Der Morgen träumt. Du schaust ihn im Schlafe.
Er ist noch ein Jüngling, ruht in moosweichen Kissen.
Dich ruft schon dein Tagwerk, dich Fleißige, Brave.
Du wirst ihn die nächsten Stunden vermissen.
Es streichelt ihn scheu deine zärtliche Hand,
als wolle sie ihm ihre Freundschaft geloben.

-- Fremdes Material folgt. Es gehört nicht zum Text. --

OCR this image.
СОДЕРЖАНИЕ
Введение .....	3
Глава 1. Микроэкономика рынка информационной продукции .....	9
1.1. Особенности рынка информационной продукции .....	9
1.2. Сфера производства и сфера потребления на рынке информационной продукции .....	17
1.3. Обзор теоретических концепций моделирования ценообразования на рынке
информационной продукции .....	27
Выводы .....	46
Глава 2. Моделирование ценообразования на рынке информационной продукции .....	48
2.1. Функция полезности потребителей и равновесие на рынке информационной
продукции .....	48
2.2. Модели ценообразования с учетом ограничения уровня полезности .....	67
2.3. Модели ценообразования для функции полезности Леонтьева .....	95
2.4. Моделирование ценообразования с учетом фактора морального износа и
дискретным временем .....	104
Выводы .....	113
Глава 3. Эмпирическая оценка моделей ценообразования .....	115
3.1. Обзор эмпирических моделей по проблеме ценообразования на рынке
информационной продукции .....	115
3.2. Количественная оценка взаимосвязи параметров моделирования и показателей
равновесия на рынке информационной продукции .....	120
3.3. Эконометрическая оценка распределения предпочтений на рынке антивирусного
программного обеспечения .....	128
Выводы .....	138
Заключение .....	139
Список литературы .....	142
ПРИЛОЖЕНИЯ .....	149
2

Halb deckt den Schläfer ein loses Gewand,
Darin sind Hoffen und Bangen verwoben.
Darunter gewahrst du - noch keuschen Blickes -
die zarten Formen erwachender Jugend.
Ist dies ein Versprechen kommenden Glückes
oder der Bote scheiternder Tugend?
Erschrocken enteilst du und misst dich nach Kräften
mit Freunden und Gegnern in Alltagsgeschäften.
Doch in Stunden gereift zum begehrenden Manne,
belegt dich der Tag mit verzauberndem Banne,
entreißt dich mit Macht den prosaischen Nöten,
ein verwirrendes Traumbild lässt dich erröten:
0 dass er dich suchte, o dass er doch käme
und in seine fordernden Arme dich nähme.
Du führtest ihn gern in den Garten der Lüste,
du bötest ihm liebend die wogenden Brüste,
du ließest den Kosenden glücklich gewähren
und wolltest ihm täglich ein Morgen gebären.
Dann endlich naht er - zögernden Schrittes
erreicht er die Schwelle - schlürfenden Trittes
die greisen Glieder gestützt auf den Stab,
in ersterbendem Lichte wartet sein Grab.
Und drin versinken sein Leib und dein Kummer,
ruh’n in den Händen der Schöpfung geborgen,
doch schenken sie dir nach erneuerndem Schlummer
aus erdenem Schoß einen Jüngling - den Morgen.